According to some movies, the stereotypical stepmother is usually someone reminiscent of the ‘Wicked Witch of the West’. Well, I’ve been a stepmom to my stepson for about 3 years now – and in his life for about 8 – and I’d like to think that my witch tendencies are at a minimum. Mind you, it’s not always easy to be a supplementary mom to a kid who already has a very present, hands on mom. In fact, what is my role as a stepmom anyways? Besides for being married to the kids dad, I mean. And how do you avoid overstepping boundaries?

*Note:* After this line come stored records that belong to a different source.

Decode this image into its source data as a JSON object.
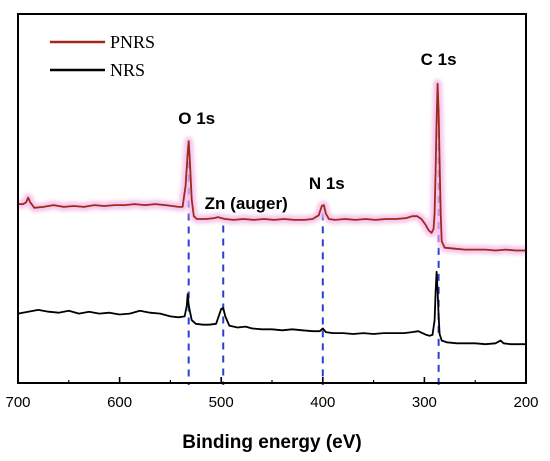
{
  "chart_data": {
    "type": "line",
    "xlabel": "Binding energy (eV)",
    "ylabel": "",
    "xlim": [
      700,
      200
    ],
    "x_reversed": true,
    "xticks": [
      700,
      600,
      500,
      400,
      300,
      200
    ],
    "yticks_shown": false,
    "grid": false,
    "legend_position": "top-left",
    "series": [
      {
        "name": "PNRS",
        "color": "#a0281e",
        "glow_color": "#f3b7e6",
        "points": [
          [
            700,
            205
          ],
          [
            695,
            205
          ],
          [
            692,
            203
          ],
          [
            690,
            198
          ],
          [
            688,
            203
          ],
          [
            684,
            209
          ],
          [
            675,
            208
          ],
          [
            665,
            206
          ],
          [
            655,
            208
          ],
          [
            645,
            207
          ],
          [
            635,
            208
          ],
          [
            625,
            206
          ],
          [
            615,
            207
          ],
          [
            605,
            206
          ],
          [
            595,
            206
          ],
          [
            585,
            205
          ],
          [
            575,
            206
          ],
          [
            565,
            205
          ],
          [
            555,
            206
          ],
          [
            548,
            207
          ],
          [
            542,
            208
          ],
          [
            538,
            208
          ],
          [
            535,
            185
          ],
          [
            533,
            150
          ],
          [
            532,
            137
          ],
          [
            531,
            155
          ],
          [
            529,
            200
          ],
          [
            527,
            218
          ],
          [
            524,
            221
          ],
          [
            515,
            221
          ],
          [
            507,
            220
          ],
          [
            503,
            219
          ],
          [
            500,
            220
          ],
          [
            496,
            221
          ],
          [
            488,
            222
          ],
          [
            478,
            221
          ],
          [
            468,
            222
          ],
          [
            458,
            221
          ],
          [
            448,
            222
          ],
          [
            438,
            221
          ],
          [
            428,
            222
          ],
          [
            418,
            222
          ],
          [
            410,
            221
          ],
          [
            404,
            217
          ],
          [
            401,
            207
          ],
          [
            399,
            206
          ],
          [
            397,
            215
          ],
          [
            394,
            221
          ],
          [
            388,
            222
          ],
          [
            378,
            221
          ],
          [
            368,
            222
          ],
          [
            358,
            221
          ],
          [
            348,
            222
          ],
          [
            338,
            221
          ],
          [
            328,
            221
          ],
          [
            318,
            220
          ],
          [
            312,
            218
          ],
          [
            307,
            218
          ],
          [
            303,
            221
          ],
          [
            299,
            227
          ],
          [
            296,
            233
          ],
          [
            293,
            236
          ],
          [
            291,
            232
          ],
          [
            290,
            215
          ],
          [
            289,
            170
          ],
          [
            288,
            115
          ],
          [
            287,
            75
          ],
          [
            286,
            104
          ],
          [
            285,
            160
          ],
          [
            284,
            215
          ],
          [
            283,
            245
          ],
          [
            280,
            252
          ],
          [
            270,
            253
          ],
          [
            260,
            254
          ],
          [
            250,
            254
          ],
          [
            240,
            254
          ],
          [
            230,
            255
          ],
          [
            220,
            254
          ],
          [
            210,
            255
          ],
          [
            200,
            255
          ]
        ]
      },
      {
        "name": "NRS",
        "color": "#000000",
        "glow_color": "",
        "points": [
          [
            700,
            323
          ],
          [
            690,
            321
          ],
          [
            680,
            319
          ],
          [
            670,
            321
          ],
          [
            660,
            322
          ],
          [
            650,
            320
          ],
          [
            640,
            323
          ],
          [
            630,
            321
          ],
          [
            620,
            323
          ],
          [
            610,
            322
          ],
          [
            600,
            324
          ],
          [
            590,
            323
          ],
          [
            580,
            320
          ],
          [
            570,
            322
          ],
          [
            560,
            323
          ],
          [
            550,
            326
          ],
          [
            542,
            327
          ],
          [
            536,
            326
          ],
          [
            534,
            315
          ],
          [
            533,
            302
          ],
          [
            532,
            314
          ],
          [
            529,
            330
          ],
          [
            525,
            334
          ],
          [
            518,
            335
          ],
          [
            512,
            335
          ],
          [
            505,
            334
          ],
          [
            500,
            318
          ],
          [
            498,
            317
          ],
          [
            496,
            326
          ],
          [
            492,
            336
          ],
          [
            484,
            338
          ],
          [
            476,
            337
          ],
          [
            470,
            339
          ],
          [
            460,
            340
          ],
          [
            450,
            340
          ],
          [
            440,
            341
          ],
          [
            430,
            340
          ],
          [
            420,
            341
          ],
          [
            410,
            342
          ],
          [
            403,
            342
          ],
          [
            400,
            339
          ],
          [
            397,
            343
          ],
          [
            390,
            344
          ],
          [
            380,
            344
          ],
          [
            370,
            345
          ],
          [
            360,
            344
          ],
          [
            350,
            345
          ],
          [
            340,
            344
          ],
          [
            330,
            344
          ],
          [
            320,
            344
          ],
          [
            312,
            343
          ],
          [
            306,
            342
          ],
          [
            302,
            344
          ],
          [
            298,
            346
          ],
          [
            295,
            347
          ],
          [
            292,
            346
          ],
          [
            290,
            330
          ],
          [
            289,
            300
          ],
          [
            288,
            278
          ],
          [
            287,
            298
          ],
          [
            286,
            325
          ],
          [
            285,
            345
          ],
          [
            283,
            352
          ],
          [
            278,
            354
          ],
          [
            268,
            355
          ],
          [
            258,
            355
          ],
          [
            250,
            355
          ],
          [
            240,
            356
          ],
          [
            230,
            355
          ],
          [
            225,
            352
          ],
          [
            222,
            355
          ],
          [
            215,
            356
          ],
          [
            208,
            356
          ],
          [
            200,
            356
          ]
        ]
      }
    ],
    "annotations": [
      {
        "text": "O 1s",
        "x": 532
      },
      {
        "text": "Zn (auger)",
        "x": 498
      },
      {
        "text": "N 1s",
        "x": 400
      },
      {
        "text": "C 1s",
        "x": 286
      }
    ],
    "reference_lines": [
      {
        "x": 532,
        "color": "#2b3fd6",
        "style": "dashed"
      },
      {
        "x": 498,
        "color": "#2b3fd6",
        "style": "dashed"
      },
      {
        "x": 400,
        "color": "#2b3fd6",
        "style": "dashed"
      },
      {
        "x": 286,
        "color": "#2b3fd6",
        "style": "dashed"
      }
    ]
  }
}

Look, its a no brainer, blended families are more predominant in this day and age, that’s for sure. And with it comes the challenge of making it work, while keeping all parties happy and the development of the child on the forefront. Some of things that I’ve found works for me (well, I hope it’s working!) is:
1. I don’t interfere
This is a hard task to see through, especially when you have a spreadsheet brain and a gazillion other children of your own. But I have found my greatest reward in having Hubstopher allow me and Kyle’s dad to “parent” our son together as much as we can. It is with this same respect that I allow Hubstopher and my stepson’s mom to parent their son together. I’m talking about giving them space to make those hard decisions and discuss the best way forward for the kid. Look, if you’re putting your ego into this, you’re probably not doing it right. As a stepmom I want the best for the kid. And sometimes that means I need to keep my mouth shut.

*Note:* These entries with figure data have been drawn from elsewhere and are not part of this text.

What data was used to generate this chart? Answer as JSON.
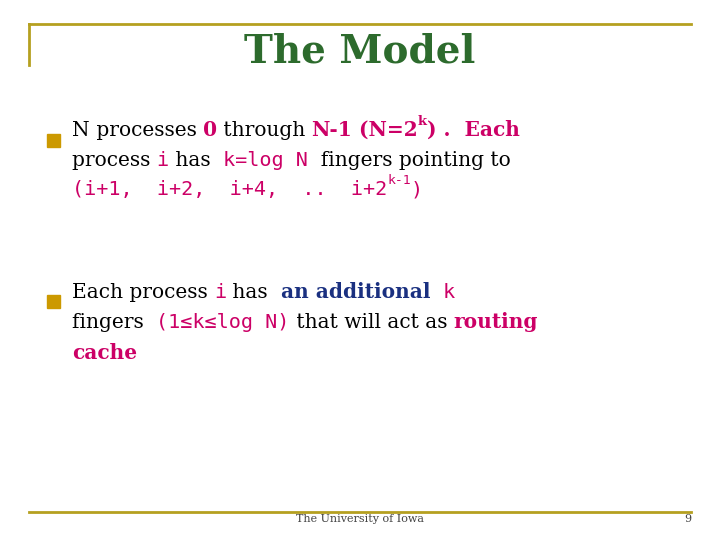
{
  "title": "The Model",
  "title_color": "#2d6b2d",
  "title_fontsize": 28,
  "bg_color": "#ffffff",
  "border_color": "#b5a020",
  "bullet_color": "#cc9900",
  "footer_text": "The University of Iowa",
  "footer_number": "9",
  "black": "#000000",
  "crimson": "#cc0066",
  "navy": "#1a3080",
  "hotpink": "#cc0066"
}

2. I don’t expect anything in return
The thing about being a parent – whether it be step or bio, adopted or in-law – is that it’s a selfless job to take on. I’m not out here waiting for a round of applause after I’ve changed my daughter’s diapers or cooked my son a meal. Why should it be any different for my stepson? And if I want recognition, who best to get it from than the kid himself? I don’t need a pat on the back from family or friends or the parenting community of the world. Your pat on the back can’t buy me food or Steri Stumpies.
3. I don’t compare
If you’re comparing your stepchild to your bio child, and wondering why the one can’t be more like the other, I’ve got news for you: Each child is different, even if they came from the same womb. Kyle is stubbornly independent, whereas Seth can be a bit more clingy. But I attribute that to their personalities and characteristics. Each child is to be celebrated. Creating comparisons, even if just in your head, opens a door for negative thinking. Red alert, stepmom: avoid that stinking thinking bug! Pretty soon a thought turns into a feeling and a feeling into a deep rooted issue and before you know it, you’re the ‘Wicked Witch of the West’. Not a good look.
4. I don’t try to be the “cool” parent
As a step parent you often wonder if the kid even likes you. And yes, you could go about doing things to please them and get on their good side. But guess what, I have rules in my home and those rules apply to ALL our children. I don’t need you to like me and I don’t need you to think that I am the coolest parent. Why? Because I want you to grow up to be a really amazing human being, that’s why. If any of our kids think I suck for not allowing them to stay up till 3am to play XBox, oh well. They’ll get over it. (Analyses based on a true story.) There are other people in my life who think I am exceptionally cool. I’ll be okay.
5. I don’t assume the role of Mother
I’m not the kids mother. That’s that. I will always do my best to include him in everything but for me to expect him to treat me as if I am the first lady in his life is absolutely ludicrous. I do understand that there are situations where the bio mom is not present, and I totally get the beauty in having a stepmom take over that role. In my situation, this is not the case and that’s okay too! In fact, when Mother’s Day comes around I expect him to honor his OWN mom. Not getting chocolates or flowers or a handwritten card won’t devalue my role, as stepmom, in his life. I wouldn’t mind a nice cup of tea though. In fact, I want a cup of tea right now actually. Someone?
With all of this said, allow me to reiterate that I am NOT perfect. I am a work in progress! Our family has its own set of challenges and bumpy roads to overcome. But hey, I’m sure every family does – no matter what ‘family’ looks like to you.
What are your thoughts on the topic, ladies? We’re all learning here. Are you a stepmother? Have you found ways to make your relationship with your stepchild work? Please share them with us!